Goldman Sachs strategists raised their year-end target for the S&P 500 to 8,000 points on Tuesday [1].

This adjustment signals a bullish outlook on the U.S. equity market, suggesting that the current rally has significant fundamental support. The shift comes as investors weigh the long-term impact of artificial intelligence on corporate profitability.

The new projection is an increase from the firm's previous forecast of 7,600 points [2]. Analysts at the firm said the upgrade was due to an exceptionally strong first-quarter earnings season and continued growth from companies producing AI-related semiconductors [3].

David Kostin, the chief U.S. equity strategist at Goldman Sachs, said the updated target reflects a 24% full-year earnings per share (EPS) growth for the index [4]. This growth trajectory underscores the firm's belief that corporate profits are expanding faster than previously anticipated.

Michael Msika said to Bloomberg Television that the firm sees earnings growth powered by the AI boom driving further gains in stocks [5]. The surge in semiconductor demand is viewed as a primary engine for this broader market momentum.

Overall, Goldman Sachs strategists said they expect roughly a 17% total return on the S&P 500 by the end of the year [6]. The firm's outlook suggests that the synergy between technological innovation and robust corporate balance sheets will continue to lift valuations across the index.

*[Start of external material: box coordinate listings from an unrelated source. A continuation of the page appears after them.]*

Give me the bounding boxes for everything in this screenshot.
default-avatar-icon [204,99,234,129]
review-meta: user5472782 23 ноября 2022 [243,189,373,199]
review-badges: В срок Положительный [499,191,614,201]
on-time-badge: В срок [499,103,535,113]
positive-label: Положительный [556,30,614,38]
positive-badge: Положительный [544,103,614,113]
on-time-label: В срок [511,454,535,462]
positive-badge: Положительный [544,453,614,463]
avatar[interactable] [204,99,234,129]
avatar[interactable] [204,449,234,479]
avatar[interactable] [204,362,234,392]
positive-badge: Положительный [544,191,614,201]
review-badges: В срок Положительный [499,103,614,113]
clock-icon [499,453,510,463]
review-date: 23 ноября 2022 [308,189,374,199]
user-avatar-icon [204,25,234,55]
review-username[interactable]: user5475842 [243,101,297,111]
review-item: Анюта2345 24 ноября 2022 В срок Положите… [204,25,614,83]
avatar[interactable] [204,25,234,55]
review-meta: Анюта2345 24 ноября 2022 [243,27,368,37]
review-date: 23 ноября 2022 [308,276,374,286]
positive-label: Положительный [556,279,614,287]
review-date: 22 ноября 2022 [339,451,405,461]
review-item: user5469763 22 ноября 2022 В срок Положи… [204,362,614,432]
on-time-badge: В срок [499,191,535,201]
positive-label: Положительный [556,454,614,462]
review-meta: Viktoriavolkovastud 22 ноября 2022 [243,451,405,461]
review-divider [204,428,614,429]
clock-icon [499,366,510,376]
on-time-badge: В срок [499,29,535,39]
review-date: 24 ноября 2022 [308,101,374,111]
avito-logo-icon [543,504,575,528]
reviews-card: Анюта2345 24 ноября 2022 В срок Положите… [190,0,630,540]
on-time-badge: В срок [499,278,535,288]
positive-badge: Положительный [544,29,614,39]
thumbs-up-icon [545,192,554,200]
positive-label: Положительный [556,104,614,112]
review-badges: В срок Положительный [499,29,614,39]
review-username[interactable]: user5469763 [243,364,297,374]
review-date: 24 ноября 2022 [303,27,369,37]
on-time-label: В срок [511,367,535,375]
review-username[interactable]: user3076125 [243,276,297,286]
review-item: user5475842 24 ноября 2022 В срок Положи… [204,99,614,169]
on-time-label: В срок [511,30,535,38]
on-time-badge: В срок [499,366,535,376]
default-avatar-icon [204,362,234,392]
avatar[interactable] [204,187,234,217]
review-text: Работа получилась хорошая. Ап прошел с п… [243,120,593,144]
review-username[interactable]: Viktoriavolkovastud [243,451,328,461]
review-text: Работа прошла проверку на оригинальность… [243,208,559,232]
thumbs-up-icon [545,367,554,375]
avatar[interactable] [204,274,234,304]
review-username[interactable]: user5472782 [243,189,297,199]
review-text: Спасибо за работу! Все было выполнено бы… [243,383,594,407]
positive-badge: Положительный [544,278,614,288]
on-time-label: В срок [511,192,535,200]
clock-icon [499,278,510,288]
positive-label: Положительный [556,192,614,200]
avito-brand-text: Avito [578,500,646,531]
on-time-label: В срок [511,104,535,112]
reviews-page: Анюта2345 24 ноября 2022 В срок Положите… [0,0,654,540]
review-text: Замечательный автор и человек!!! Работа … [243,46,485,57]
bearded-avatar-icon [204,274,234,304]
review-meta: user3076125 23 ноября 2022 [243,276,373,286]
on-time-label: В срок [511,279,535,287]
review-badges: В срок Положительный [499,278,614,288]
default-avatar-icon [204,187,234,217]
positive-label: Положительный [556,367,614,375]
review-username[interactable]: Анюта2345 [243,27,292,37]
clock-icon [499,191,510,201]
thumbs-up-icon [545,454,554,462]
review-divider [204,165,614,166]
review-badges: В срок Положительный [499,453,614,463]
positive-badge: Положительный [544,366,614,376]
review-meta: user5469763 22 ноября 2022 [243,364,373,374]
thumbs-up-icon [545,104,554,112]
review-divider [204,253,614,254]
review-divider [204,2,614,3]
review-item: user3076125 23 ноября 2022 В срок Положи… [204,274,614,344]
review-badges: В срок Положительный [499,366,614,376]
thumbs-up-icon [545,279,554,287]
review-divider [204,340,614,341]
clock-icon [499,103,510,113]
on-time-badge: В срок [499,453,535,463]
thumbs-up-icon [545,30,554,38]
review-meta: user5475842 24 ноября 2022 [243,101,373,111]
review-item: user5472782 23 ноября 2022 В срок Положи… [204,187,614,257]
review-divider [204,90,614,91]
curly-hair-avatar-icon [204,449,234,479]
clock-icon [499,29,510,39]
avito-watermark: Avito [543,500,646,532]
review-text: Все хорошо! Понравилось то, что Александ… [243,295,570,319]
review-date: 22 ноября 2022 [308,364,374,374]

The firm's analysis emphasizes that the rally is not merely speculative but is anchored in the actual performance of the largest companies in the U.S. market [3].

Our updated target reflects a 24% full-year EPS growth for the index.

The revision to 8,000 points indicates that one of the world's most influential investment banks believes the 'AI trade' has transitioned from hype to tangible earnings. By tying the target to a 24% EPS growth rate, Goldman Sachs is arguing that the market's high valuations are justified by actual profit increases rather than just investor sentiment.